After fierce fighting over Dunkirk during the evacuation of the British Army on 28 May 1940, Malan was awarded the Distinguished Flying Cross having achieved five kills. During the night of 19/20 June he flew a night sortie in bright moonlight and shot down two Heinkel He 111
Malan and his senior pilots abandoned the Vic formation used by the RAF and turned to a looser formation (the finger-four) similar to the four aircraft Schwarm the Luftwaffe had adopted during the Spanish Civil War. Malan developed the ‘Ten Rules for Air Fighting for fighter pilots’ a set of 10 rules for fighter pilots that were displayed in RAF stations all over the country.
On 8 August, at the height of the Battle of Britain, Malan was given command of 74 Squadron and promoted to acting squadron leader.

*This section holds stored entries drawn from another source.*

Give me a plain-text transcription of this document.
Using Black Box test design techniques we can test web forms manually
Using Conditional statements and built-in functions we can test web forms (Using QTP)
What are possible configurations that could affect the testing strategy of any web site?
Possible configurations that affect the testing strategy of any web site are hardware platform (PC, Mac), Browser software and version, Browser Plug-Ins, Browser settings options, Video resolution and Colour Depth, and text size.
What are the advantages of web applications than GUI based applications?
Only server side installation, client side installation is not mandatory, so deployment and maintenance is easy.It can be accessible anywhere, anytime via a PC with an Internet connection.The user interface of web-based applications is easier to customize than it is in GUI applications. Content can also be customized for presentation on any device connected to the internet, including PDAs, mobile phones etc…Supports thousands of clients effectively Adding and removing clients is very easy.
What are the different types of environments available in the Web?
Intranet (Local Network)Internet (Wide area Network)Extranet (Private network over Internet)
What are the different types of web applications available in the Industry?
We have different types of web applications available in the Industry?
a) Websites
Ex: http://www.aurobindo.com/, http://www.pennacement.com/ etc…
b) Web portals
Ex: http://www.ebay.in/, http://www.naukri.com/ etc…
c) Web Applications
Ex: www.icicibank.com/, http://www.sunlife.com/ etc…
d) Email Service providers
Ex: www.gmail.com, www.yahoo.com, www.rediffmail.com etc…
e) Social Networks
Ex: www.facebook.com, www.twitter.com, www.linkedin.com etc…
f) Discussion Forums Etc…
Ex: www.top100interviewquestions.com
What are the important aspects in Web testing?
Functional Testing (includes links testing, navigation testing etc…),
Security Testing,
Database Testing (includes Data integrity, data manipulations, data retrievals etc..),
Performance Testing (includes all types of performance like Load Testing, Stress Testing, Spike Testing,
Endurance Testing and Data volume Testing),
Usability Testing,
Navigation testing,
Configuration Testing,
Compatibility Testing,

On 11 August, action started at 7 am when the squadron was sent to intercept a raid near Dover, which was followed by three more raids, lasting all day. At the end of that day 74 Squadron had claimed 38 aircraft, it was known from then on as ‘Sailor's August the Eleventh’.
On 24 December Malan received the Distinguished Service Order, and on 22 July 1941, a bar to the Order. On 10 March 1941 he was appointed as one of the first wing leaders for the offensive operations that spring and summer, leading the Biggin Hill Wing until mid-August, when he was rested from operations. He finished his active fighter career in 1941 with 27 kills, 7 shared destroyed and 2 unconfirmed, 3 probables and 16 damaged, as one of the highest scoring pilots to have served wholly with Fighter Command during World War II.
Most highly regarded by peers such as Douglas Bader, Bob Stanford-Tuck and Alan Deere, Malan was one of the very top flight leaders of the Battle of Britain and a towering figure in military aviation history.